According to John-Williams’ weekend letter, eight companies were given contracts: Geotechnical Engineering Consultancy Services, Aleron Limited, CPML Contractors Limited, Quintessential Design Solutions, Kamal Phulsingh, Deon George Welding and Fabrication, Clophas Medina Limited, AMA Transport and Contract Services Limited.

And another seven companies were hired as “major suppliers”: ECOTEC EPS Construction Technologies, Transbrokerage Services Ltd, Ready Mix (West Indies) Trinidad Ltd, Trinrico Steel and Wire Products Ltd, Ramlagan General Hardware, Point Lisas Steel Products Ltd and Alsecon Ready Mix.

“Upon further evaluation of the project’s cost with the project manager [Rossini Castro],” John-Williams informed TTFA Board members this weekend, “it was found that if the construction works be [sic] undertaken on the project is given out in several different packages […] to different companies it will result in savings for the TTFA…”

John-Williams appeared to believe he found a scenario that defied economies of scale, in which managing 15 companies would be easier and more cost effective than liaising with one.

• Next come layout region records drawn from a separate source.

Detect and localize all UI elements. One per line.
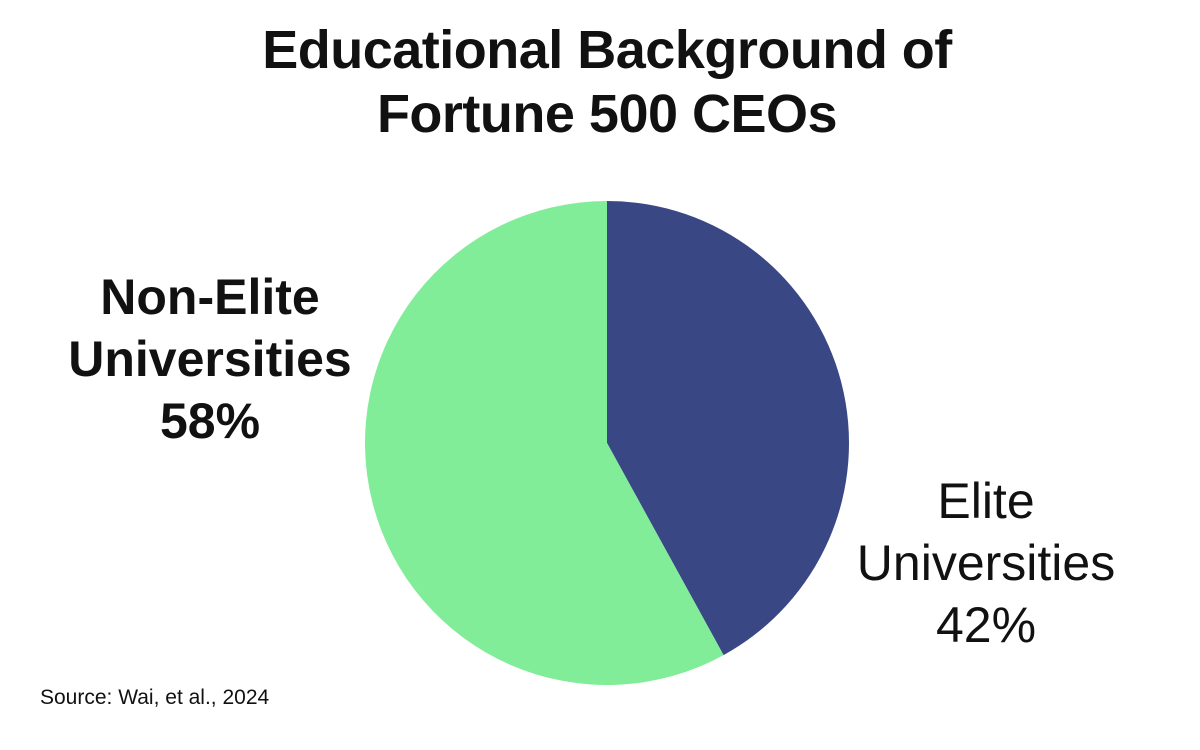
label-elite-universities: Elite Universities 42% [816, 470, 1156, 656]
label-elite-line-1: Elite [937, 473, 1035, 529]
label-elite-line-2: Universities [856, 535, 1116, 591]
pie-slices [365, 201, 850, 685]
pie-slice-elite-universities [607, 201, 850, 656]
label-non-elite-line-2: Universities [68, 331, 352, 387]
label-non-elite-value: 58% [159, 393, 261, 449]
chart-title-line-2: Fortune 500 CEOs [376, 84, 838, 144]
chart-title-line-1: Educational Background of [262, 20, 952, 80]
label-non-elite-universities: Non-Elite Universities 58% [30, 266, 390, 452]
source-note: Source: Wai, et al., 2024 [40, 686, 270, 709]
chart-title: Educational Background of Fortune 500 CE… [0, 18, 1200, 146]
label-elite-value: 42% [935, 597, 1037, 653]
label-non-elite-line-1: Non-Elite [100, 269, 320, 325]
pie-slice-non-elite-universities [365, 201, 724, 685]
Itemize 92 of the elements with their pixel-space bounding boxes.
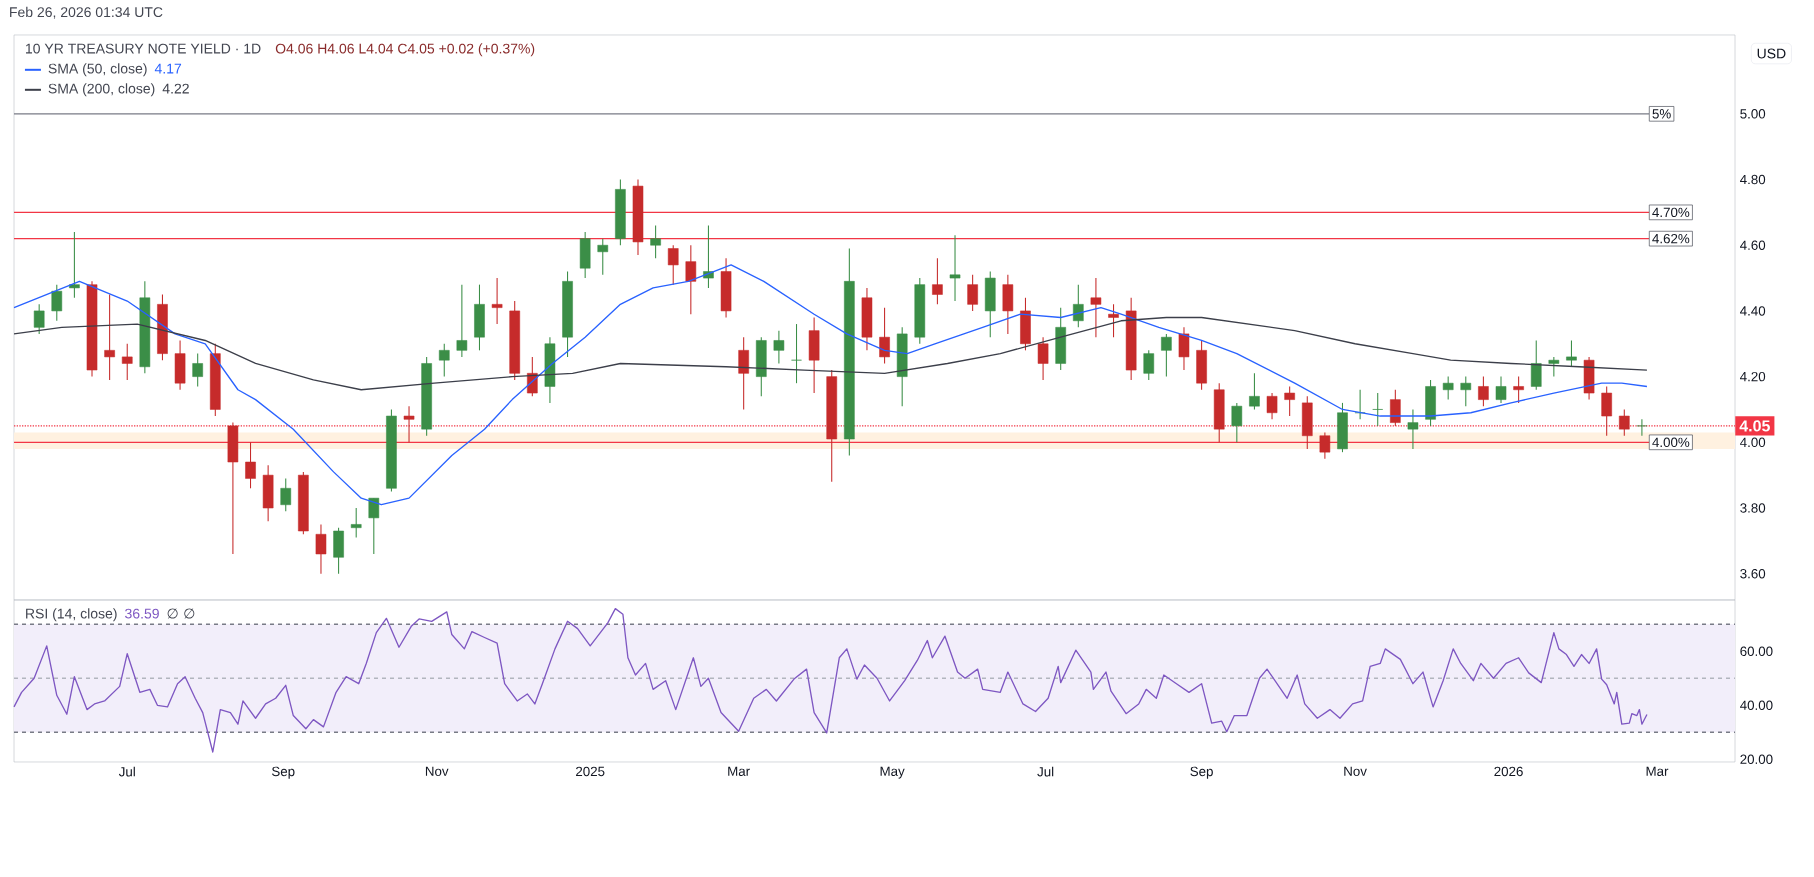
candlestick — [949, 234, 961, 302]
candlestick — [456, 284, 468, 358]
legend-label: SMA (50, close) — [48, 63, 147, 77]
candlestick — [1073, 284, 1084, 328]
candlestick — [1231, 402, 1243, 443]
candlestick — [738, 336, 749, 410]
candlestick — [1566, 339, 1577, 368]
chart-title: 10 YR TREASURY NOTE YIELD · 1D — [26, 43, 261, 54]
candlestick — [315, 523, 327, 575]
y-tick-label: 4.20 — [1740, 371, 1766, 382]
y-tick-label: 20.00 — [1740, 754, 1773, 764]
candlestick — [192, 353, 203, 388]
candlestick — [1266, 392, 1278, 420]
x-tick-label: Jul — [118, 766, 135, 777]
candlestick — [791, 323, 802, 384]
annotation: 36.59 — [125, 608, 159, 619]
x-tick-label: Mar — [1646, 766, 1669, 776]
candlestick — [1478, 376, 1489, 407]
y-tick-label: 5.00 — [1740, 109, 1766, 119]
candlestick — [967, 274, 978, 312]
candlestick — [1319, 431, 1331, 460]
x-tick-label: Mar — [728, 766, 750, 776]
candlestick — [104, 293, 115, 381]
candlestick — [1460, 376, 1472, 407]
candlestick — [280, 477, 292, 512]
ref-line-label: 4.62% — [1652, 233, 1690, 244]
y-axis-title: USD — [1757, 48, 1786, 59]
annotation: 4.17 — [154, 63, 182, 74]
candlestick — [1495, 376, 1507, 404]
candlestick — [1442, 376, 1454, 401]
candlestick — [1372, 392, 1384, 427]
candlestick — [932, 257, 943, 305]
candlestick — [1161, 333, 1172, 378]
annotation: 4.22 — [162, 83, 189, 94]
text: RSI (14, close) — [26, 608, 117, 622]
candlestick — [685, 244, 697, 315]
ref-line-label: 4.00% — [1652, 437, 1690, 448]
candlestick — [121, 343, 133, 381]
candlestick — [667, 244, 679, 286]
candlestick — [773, 330, 785, 365]
y-tick-label: 4.00 — [1740, 437, 1766, 448]
candlestick — [1530, 339, 1542, 391]
candlestick — [491, 277, 503, 325]
candlestick — [1249, 372, 1260, 410]
annotation: ∅ ∅ — [167, 608, 195, 619]
candlestick — [245, 441, 256, 489]
ref-line-label: 4.05 — [1739, 420, 1770, 432]
y-tick-label: 3.80 — [1740, 503, 1766, 513]
candlestick — [350, 507, 362, 539]
candlestick — [438, 343, 450, 378]
candlestick — [33, 303, 45, 335]
candlestick — [1143, 349, 1155, 381]
candlestick — [51, 284, 63, 322]
candlestick — [1090, 277, 1102, 338]
line-series — [13, 316, 1648, 391]
candlestick — [1354, 389, 1366, 420]
candlestick — [1108, 303, 1119, 338]
x-tick-label: 2025 — [576, 766, 605, 777]
candlestick — [1284, 385, 1295, 417]
candlestick — [1178, 326, 1190, 371]
candlestick — [1548, 356, 1560, 378]
candlestick — [879, 307, 890, 365]
x-tick-label: May — [880, 766, 905, 779]
ref-line-label: 5% — [1652, 109, 1671, 119]
candlestick — [1390, 389, 1401, 427]
candlestick — [597, 238, 609, 276]
candlestick — [1513, 376, 1524, 404]
legend-label: SMA (200, close) — [48, 83, 155, 97]
candlestick — [403, 405, 415, 443]
y-tick-label: 4.80 — [1740, 174, 1766, 185]
x-tick-label: Sep — [1190, 766, 1213, 779]
x-tick-label: Jul — [1037, 766, 1054, 777]
text: O4.06 H4.06 L4.04 C4.05 +0.02 (+0.37%) — [275, 43, 535, 57]
candlestick — [1636, 418, 1648, 437]
candlestick — [650, 224, 661, 259]
y-tick-label: 3.60 — [1740, 568, 1766, 579]
ref-line-label: 4.70% — [1652, 207, 1690, 218]
candlestick — [1601, 385, 1612, 437]
x-tick-label: Nov — [425, 766, 449, 776]
candlestick — [1037, 336, 1049, 381]
x-tick-label: Nov — [1344, 766, 1367, 776]
text: Feb 26, 2026 01:34 UTC — [10, 6, 163, 19]
y-tick-label: 40.00 — [1740, 700, 1773, 710]
y-tick-label: 4.60 — [1740, 240, 1766, 250]
candlestick — [69, 231, 80, 299]
candlestick — [368, 497, 380, 555]
y-tick-label: 4.40 — [1740, 306, 1766, 316]
y-tick-label: 60.00 — [1740, 646, 1773, 656]
candlestick — [1618, 408, 1630, 437]
x-tick-label: Sep — [271, 766, 295, 779]
x-tick-label: 2026 — [1494, 766, 1523, 777]
candlestick — [1407, 408, 1419, 450]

Notably though, despite the TTFA membership’s repeated requests, John-Williams did not produce the contracts used to hire any of the 15 companies or show the paperwork used to hire Pace in the first place, invoices for sums spent thus far—including for the high cost material purchased under his direct supervision—or prove that any of his schemes saved the football body money.

Look Loy described John-Williams’ report as “window dressing” and “an attempt to confuse and distract members.” He insisted instead that he wanted a report from Castro, the project manager, with “concrete details on progress toward project completion […] and authorised payment to any contractor(s) by the Association.”

He stressed too that John-Williams should provide members with “budgets for works being conducted in Couva and the financial status of each.”

“The President must produce the information/documentation requested […] or face consequences,” wrote Look Loy, yesterday morning. “An invitation to State investigatory agencies (Fraud Squad and FIU), as well as a resort to FIFA, to come in and examine TTFA finances remain real options if he fails to do so.”

It is uncertain what the response from the majority of the TTFA’s membership will be at tomorrow’s EGM. And John-Williams’ critics are likely to come under attack tonight by I95.5FM reporter Andre Baptiste, who promised a tell-all in a two hour special between 7pm and 9pm.

I95.5FM is also a beneficiary of a mysterious contract from the TTFA president, which covered the cost of Baptiste’s travel and accommodation for international football matches over most of the past two years.

John-Williams’ listed the TTFA’s creditors when he took office, although he did not say how much of their individual debts had been paid off.

Notably, the sixth highest name on the list is former TTFA president Raymond Tim Kee’s son, Kareem Tim Kee, who was supposedly owed just over one million dollars for graphic work done by his company, LRJ Investments.

Only Russell Latapy, Anton Corneal, Graphix Advantage, PTSC and Evan Pellerud were owed more, although Pellerud has already been paid—due to a FIFA intervention—while Graphix won a legal decision against the football body in the High Court.

Presumably, more will be said about Kareem on I95.5FM, in what might be an uncomfortable evening for his father. Tim Kee is believed to be keen on challenging John-Williams to reclaim the football presidency.